Sebelumnya, dugaan perintangan dan intimidasi ini terjadi saat dua jurnalis Rechtin Hani Ritonga (Harian Tribun Medan) dan Ilham Pradilla (Suara Pakar) hendak melakukan wawancara cegat (doorstop) kepada Bobby di Pemko Medan, Rabu (14/4/2021) sore. Mereka menunggu Bobby di depan pintu masuk lobby depan.

Selang beberapa saat, mereka didatangi oleh Satpol PP yang mengatakan mereka tidak boleh mewawancarai Bobby. Satpol PP itu mengatakan, untuk melakukan wawancara harus memilik izin. Hani dan Ilham tetap menunggu Bobby.

Sekitar pukul 17.00 WIB, Hani dan Ilham mendekat ke pintu lobi. Karena mereka melihat ada tanda-tanda Bobby akan turun. Petugas pengamanan dari kepolisian dan Paspampres kemudian mengusir mereka. Petugas pengamanan kembali mengatakan soal izin wawancara, bukan di dalam jam kerja, dan mengganggu kenyamanan dan ketertiban.

Saat itu, Hani merasa diintimidasi karena salah satu Paspampres membentaknya untuk mematikan dan meminta menghapus rekaman kejadian.

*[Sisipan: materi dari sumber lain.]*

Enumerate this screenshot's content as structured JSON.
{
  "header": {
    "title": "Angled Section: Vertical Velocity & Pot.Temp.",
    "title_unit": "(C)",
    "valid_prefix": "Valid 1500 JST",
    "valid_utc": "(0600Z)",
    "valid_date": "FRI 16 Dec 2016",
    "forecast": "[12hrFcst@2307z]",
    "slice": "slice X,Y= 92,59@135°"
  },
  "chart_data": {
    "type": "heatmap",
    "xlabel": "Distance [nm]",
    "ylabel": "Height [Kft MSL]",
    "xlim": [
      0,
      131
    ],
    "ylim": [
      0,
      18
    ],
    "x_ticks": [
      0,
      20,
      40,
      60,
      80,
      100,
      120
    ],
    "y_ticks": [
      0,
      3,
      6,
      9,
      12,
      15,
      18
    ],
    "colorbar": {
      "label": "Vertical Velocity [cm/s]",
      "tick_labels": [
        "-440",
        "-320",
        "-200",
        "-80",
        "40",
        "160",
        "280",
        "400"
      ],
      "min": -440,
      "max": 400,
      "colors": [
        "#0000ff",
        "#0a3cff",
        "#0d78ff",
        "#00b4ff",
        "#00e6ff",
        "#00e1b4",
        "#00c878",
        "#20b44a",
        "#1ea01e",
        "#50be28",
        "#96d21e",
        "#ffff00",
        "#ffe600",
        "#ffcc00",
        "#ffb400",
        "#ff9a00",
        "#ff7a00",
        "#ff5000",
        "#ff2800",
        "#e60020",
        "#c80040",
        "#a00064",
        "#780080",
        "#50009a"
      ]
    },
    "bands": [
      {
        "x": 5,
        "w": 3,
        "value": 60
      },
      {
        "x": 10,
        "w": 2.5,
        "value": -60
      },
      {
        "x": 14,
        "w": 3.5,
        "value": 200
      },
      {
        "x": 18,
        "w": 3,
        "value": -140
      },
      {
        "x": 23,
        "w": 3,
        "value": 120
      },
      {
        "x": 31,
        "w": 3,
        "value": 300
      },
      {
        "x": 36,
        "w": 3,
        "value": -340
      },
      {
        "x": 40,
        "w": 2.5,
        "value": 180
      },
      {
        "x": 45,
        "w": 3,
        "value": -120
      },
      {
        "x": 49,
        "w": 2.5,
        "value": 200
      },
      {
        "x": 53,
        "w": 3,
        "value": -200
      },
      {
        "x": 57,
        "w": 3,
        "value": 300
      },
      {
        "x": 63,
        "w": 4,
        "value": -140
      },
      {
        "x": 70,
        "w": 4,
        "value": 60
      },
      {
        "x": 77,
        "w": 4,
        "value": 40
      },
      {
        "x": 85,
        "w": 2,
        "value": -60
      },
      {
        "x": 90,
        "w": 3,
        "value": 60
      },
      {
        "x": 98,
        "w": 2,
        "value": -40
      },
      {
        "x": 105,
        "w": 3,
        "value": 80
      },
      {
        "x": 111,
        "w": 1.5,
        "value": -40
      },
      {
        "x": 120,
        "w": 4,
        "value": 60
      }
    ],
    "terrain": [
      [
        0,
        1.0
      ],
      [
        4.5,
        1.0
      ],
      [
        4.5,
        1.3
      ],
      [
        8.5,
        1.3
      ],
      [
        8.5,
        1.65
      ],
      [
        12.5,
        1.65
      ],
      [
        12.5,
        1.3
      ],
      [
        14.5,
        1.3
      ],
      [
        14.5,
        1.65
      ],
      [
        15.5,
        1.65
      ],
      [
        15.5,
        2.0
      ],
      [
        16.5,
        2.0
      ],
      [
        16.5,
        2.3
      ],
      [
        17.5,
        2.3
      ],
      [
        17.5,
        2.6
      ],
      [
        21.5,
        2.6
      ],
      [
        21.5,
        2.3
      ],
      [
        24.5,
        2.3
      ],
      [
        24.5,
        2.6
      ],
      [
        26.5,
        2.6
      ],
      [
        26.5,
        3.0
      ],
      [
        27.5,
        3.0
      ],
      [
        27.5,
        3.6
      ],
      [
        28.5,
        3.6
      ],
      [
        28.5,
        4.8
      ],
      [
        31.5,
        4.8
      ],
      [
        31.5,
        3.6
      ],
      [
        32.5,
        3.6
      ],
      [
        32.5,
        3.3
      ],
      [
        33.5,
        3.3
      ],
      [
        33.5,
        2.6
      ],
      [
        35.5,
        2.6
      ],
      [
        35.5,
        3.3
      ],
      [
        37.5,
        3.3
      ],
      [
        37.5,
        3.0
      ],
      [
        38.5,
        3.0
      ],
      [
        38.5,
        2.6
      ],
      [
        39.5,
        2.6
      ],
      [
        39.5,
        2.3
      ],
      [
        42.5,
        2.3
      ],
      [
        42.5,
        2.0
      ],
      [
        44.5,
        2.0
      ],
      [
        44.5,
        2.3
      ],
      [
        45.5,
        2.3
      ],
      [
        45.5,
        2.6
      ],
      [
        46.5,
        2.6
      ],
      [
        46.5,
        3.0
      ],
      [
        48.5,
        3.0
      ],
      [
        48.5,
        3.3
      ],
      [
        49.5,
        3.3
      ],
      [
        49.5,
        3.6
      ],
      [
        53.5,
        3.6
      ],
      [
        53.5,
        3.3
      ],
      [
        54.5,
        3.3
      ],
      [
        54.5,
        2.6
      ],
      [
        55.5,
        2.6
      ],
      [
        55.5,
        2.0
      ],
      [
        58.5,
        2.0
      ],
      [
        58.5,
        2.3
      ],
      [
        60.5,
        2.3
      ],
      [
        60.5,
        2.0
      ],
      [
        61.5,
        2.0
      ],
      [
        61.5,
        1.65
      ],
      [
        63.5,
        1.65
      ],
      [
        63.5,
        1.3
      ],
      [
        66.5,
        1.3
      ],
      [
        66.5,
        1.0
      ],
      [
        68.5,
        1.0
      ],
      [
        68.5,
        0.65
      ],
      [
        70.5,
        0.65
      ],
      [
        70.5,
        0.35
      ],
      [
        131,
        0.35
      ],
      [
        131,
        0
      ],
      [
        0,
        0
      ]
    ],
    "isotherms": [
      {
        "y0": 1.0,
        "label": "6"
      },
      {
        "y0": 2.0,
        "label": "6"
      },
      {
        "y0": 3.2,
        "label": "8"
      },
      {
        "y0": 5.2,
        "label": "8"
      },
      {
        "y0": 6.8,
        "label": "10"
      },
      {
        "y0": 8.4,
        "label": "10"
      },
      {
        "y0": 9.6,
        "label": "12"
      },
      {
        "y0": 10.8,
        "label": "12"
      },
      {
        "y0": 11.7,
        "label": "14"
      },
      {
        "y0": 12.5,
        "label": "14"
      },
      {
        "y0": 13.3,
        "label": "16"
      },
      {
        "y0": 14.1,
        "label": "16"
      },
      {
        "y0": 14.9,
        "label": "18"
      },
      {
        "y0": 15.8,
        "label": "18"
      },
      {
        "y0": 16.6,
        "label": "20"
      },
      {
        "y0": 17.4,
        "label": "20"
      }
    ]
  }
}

Rekannya Ilham juga diminta mematikan rekaman video.

Sebelumnya, Komandan Paspampres Mayjen Agus Subianto sudah menyampaikan klarifikasinya. Agus menyampaikan, dua jurnalis itu dianggap sebagai orang yang masuk ke Pemko Medan tidak sesuai dengan prosedur.

Baca Juga :  Rico Waas Minta Balai Besar Pelaksanaan Jalan Nasional Perbaiki Jalan Simpang KIM

“Di awali datang 2 orang, masuk ke pemkot tidak sesuai prosedure dan tidak menggunakan tanda pengenal, kwmudian dicegah oleh polisi dan satpol PP, kemungkinan ditegur tidak terima,” ujar Agus lewat pesan singkat, Kamis (15/4/2021).

Sementara itu, Wali Kota Bobby Afif Nasution dalam wawancaranya dengan awak media, Jumat (16/4/2021) malam menanggapi soal tuntutan permintaan maaf kepada awak media. Namun dari jawaban yang disampaikan, Bobby tampaknya enggan meminta maaf. 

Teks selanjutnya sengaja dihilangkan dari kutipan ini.